The Orange County Register interviewed a number of elections officials who are increasingly ready to move to all-mail ballots.

Stephen Weir, president of the California Association of Clerks and Election Officials, say a Contra Costa county election in 2004 had a low rate of rejected ballots and a turnout higher than that year's presidential primary.

"We're moving toward a tipping point," said the bespectacled county clerk. "We're beyond the state where you can just turn your head from it."

It's a move the voters are implementing themselves in any case. In November, nearly 42 percent of voters turned in absentee ballots. Of the state's 58 counties, 16 received more absentee ballots than votes cast directly at polling places.

The clerks association and the League of California Cities is lobbying the Legislature for a pilot program that would let counties test all-mail elections. The program is modeled on Oregon's, which has had state-wide ballot mailing since 1998.
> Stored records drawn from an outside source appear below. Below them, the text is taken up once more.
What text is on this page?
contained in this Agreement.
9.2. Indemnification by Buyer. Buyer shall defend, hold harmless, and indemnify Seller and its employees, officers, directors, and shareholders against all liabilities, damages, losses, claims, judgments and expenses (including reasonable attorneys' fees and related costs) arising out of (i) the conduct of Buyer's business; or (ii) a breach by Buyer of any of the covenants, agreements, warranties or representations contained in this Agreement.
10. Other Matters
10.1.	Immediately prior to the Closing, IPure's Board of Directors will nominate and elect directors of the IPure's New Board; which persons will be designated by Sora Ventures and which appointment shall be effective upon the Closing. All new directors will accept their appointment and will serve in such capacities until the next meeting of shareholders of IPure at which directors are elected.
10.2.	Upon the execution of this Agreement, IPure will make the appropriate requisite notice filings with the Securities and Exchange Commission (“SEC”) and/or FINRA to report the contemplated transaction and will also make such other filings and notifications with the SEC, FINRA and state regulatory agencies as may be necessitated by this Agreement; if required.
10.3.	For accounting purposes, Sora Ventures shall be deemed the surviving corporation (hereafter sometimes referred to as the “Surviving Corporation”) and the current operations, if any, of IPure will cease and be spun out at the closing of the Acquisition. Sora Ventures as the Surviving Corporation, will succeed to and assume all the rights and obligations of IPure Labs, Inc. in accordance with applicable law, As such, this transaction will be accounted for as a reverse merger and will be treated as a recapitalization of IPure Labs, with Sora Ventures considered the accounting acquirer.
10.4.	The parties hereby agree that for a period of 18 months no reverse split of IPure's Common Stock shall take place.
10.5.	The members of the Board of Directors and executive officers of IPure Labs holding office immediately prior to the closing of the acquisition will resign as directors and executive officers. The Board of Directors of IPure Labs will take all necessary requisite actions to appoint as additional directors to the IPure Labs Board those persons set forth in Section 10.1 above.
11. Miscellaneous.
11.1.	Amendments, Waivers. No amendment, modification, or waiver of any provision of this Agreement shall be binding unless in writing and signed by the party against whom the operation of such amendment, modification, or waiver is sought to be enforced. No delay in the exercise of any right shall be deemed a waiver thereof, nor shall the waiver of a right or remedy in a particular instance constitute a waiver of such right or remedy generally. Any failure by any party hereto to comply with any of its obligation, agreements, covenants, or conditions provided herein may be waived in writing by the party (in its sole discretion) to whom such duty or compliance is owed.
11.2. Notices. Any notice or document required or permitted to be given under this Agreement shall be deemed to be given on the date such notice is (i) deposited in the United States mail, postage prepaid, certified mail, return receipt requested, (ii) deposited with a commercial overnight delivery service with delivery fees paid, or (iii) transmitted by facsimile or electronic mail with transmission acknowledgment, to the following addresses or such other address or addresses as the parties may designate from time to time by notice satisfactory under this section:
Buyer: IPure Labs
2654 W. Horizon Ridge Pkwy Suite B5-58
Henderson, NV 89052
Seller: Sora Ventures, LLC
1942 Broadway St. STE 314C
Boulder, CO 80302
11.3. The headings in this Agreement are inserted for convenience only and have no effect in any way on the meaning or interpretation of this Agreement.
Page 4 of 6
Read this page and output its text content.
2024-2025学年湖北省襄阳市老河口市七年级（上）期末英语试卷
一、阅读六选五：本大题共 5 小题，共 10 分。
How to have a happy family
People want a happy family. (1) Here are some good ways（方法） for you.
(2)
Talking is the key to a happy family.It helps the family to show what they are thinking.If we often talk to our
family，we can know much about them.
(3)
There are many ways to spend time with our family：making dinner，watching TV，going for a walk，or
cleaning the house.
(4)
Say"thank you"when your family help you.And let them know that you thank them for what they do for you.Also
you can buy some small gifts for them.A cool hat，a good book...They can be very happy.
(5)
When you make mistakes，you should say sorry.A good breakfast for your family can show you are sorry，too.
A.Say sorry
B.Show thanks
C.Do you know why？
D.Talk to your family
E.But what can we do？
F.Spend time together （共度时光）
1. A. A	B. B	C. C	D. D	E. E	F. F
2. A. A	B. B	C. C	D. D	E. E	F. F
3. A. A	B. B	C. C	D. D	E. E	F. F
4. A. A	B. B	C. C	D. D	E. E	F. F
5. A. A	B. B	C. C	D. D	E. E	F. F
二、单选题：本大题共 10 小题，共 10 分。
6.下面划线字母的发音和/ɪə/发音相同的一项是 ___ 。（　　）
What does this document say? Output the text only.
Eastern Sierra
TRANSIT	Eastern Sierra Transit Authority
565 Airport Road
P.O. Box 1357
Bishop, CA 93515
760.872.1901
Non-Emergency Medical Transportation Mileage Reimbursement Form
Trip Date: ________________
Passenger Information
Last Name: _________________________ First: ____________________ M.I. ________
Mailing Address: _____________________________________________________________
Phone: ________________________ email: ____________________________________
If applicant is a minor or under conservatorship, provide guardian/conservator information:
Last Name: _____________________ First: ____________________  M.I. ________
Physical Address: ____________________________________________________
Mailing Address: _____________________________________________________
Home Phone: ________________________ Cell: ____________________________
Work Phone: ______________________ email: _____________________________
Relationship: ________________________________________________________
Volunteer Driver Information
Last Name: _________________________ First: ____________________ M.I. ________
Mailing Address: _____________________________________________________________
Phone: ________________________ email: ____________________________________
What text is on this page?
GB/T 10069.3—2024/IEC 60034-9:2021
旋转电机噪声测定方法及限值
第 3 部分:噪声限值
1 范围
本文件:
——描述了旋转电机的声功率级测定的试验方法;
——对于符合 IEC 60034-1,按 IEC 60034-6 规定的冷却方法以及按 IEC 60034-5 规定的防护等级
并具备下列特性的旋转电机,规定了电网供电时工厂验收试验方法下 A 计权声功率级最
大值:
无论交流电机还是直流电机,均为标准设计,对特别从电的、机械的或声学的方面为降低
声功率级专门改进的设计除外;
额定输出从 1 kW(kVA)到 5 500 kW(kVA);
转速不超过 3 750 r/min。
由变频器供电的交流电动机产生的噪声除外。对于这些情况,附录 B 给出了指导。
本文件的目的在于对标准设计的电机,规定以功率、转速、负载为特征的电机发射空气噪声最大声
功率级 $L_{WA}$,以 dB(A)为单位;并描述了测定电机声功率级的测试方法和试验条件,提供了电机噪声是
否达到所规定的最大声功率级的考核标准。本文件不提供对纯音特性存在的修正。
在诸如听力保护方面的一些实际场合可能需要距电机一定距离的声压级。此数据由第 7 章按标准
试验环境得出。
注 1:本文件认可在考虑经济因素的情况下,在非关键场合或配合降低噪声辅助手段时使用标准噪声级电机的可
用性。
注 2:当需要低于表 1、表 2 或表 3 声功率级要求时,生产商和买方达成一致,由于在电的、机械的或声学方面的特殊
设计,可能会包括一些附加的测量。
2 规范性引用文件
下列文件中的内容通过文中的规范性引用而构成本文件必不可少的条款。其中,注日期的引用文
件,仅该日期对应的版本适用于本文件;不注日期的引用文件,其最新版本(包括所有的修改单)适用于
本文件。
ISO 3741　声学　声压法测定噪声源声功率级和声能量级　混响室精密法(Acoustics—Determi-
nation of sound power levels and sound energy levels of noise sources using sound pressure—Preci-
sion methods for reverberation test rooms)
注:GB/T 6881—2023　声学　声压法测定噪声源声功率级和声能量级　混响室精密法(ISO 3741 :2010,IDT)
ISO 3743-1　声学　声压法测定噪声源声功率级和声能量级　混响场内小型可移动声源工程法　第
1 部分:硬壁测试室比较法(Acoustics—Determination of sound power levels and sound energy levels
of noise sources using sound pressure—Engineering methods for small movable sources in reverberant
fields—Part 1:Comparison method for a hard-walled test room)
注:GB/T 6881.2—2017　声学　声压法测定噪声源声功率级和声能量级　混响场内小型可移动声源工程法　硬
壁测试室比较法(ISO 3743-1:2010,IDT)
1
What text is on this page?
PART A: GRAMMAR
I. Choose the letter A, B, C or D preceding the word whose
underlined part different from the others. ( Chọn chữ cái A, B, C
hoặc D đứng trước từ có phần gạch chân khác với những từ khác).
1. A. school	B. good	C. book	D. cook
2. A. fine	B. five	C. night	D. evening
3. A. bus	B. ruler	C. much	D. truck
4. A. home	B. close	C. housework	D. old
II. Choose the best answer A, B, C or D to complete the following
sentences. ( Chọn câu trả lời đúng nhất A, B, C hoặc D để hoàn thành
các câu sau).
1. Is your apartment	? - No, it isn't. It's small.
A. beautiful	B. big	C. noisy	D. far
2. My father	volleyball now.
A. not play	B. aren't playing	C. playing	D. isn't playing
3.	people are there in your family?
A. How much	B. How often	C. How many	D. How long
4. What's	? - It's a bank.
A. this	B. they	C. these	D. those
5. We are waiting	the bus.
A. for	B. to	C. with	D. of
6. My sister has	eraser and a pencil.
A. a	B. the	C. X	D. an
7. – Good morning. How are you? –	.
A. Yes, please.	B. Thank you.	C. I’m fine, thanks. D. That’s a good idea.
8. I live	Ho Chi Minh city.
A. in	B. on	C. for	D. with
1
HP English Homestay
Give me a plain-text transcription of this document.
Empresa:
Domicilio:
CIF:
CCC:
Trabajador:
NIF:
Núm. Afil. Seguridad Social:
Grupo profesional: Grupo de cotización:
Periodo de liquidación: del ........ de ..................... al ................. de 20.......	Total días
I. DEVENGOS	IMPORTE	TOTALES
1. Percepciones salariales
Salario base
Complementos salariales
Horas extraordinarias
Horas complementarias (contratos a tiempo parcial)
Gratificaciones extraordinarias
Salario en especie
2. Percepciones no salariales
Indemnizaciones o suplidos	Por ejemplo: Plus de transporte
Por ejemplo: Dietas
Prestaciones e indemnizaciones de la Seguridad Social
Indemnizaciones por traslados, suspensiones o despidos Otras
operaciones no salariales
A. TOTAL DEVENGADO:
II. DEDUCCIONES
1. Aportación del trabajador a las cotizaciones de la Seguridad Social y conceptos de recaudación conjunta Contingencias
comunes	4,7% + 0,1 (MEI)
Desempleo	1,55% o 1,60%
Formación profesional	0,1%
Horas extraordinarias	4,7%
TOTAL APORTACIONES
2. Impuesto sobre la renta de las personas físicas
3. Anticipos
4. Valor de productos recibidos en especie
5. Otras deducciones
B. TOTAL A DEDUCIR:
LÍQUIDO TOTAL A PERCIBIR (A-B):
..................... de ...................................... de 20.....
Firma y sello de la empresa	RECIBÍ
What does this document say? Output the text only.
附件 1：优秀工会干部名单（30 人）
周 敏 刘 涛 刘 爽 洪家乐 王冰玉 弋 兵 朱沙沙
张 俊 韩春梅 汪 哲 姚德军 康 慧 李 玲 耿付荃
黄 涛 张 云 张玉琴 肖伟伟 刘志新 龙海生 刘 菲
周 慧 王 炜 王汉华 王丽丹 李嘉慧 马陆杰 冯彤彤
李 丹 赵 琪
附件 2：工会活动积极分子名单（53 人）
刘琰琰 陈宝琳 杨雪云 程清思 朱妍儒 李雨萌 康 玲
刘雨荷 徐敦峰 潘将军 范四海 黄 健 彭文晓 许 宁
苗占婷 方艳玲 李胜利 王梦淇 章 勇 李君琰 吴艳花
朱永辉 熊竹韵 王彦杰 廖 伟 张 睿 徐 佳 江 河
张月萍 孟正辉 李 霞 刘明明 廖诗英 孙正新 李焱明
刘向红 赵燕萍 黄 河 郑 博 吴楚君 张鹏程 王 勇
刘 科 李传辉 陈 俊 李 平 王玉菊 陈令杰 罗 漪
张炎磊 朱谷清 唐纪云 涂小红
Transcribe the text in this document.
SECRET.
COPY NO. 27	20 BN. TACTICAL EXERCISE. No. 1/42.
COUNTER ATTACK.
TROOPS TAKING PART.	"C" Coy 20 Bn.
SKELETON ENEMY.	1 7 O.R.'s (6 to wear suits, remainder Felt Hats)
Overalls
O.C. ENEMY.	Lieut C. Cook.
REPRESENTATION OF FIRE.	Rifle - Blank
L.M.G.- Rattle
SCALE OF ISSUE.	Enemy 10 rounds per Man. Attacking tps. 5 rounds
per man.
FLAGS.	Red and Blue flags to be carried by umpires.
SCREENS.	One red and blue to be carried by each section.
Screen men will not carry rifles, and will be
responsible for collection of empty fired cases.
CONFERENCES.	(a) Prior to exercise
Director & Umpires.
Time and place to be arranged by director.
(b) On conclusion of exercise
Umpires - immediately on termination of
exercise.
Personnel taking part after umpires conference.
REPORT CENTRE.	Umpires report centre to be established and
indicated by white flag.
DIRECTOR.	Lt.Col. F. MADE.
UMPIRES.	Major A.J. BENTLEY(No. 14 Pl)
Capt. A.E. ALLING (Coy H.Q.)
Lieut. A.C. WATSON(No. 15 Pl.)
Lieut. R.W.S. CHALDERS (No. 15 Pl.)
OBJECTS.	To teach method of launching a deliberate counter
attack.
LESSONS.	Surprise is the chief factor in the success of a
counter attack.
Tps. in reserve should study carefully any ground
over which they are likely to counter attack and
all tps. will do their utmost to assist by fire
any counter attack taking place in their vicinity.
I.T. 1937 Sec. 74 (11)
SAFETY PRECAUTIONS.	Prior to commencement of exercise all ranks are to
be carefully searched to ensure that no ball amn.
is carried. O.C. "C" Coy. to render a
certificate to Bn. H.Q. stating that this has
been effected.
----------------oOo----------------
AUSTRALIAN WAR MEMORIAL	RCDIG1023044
"I think it's the absolute best way," said Al Davidson, a former clerk of Marion County, Ore., who is now an elections administration consultant. "It's like anything you can do on the Internet. You can sit in your pajamas, take all the time you need to study the issues, and read the voter pamphlet. ... You don't have that when you have five minutes in the voting booth."

But legislators have a serious case of cold feet. Senate President Pro Tem Don Perata said: "The last thing I want to do is mismanage an election we've never conducted before."

Oregon's path to mail voting was slow, starting with a pilot program in 1981 and finally approving it in 1998. Where the process has been pushed through, as in Arizona, it was roundly defeated. Perata says he's open to the switch, though. "Sooner or later, we're probably going to see everybody vote by mail because it's become so convenient and so necessary," he said.

But given the intense cynicism many voters have about American elections, in light of the 2000 and 2004 elections, state governments probably don't have 17 years to get voters' buy-in.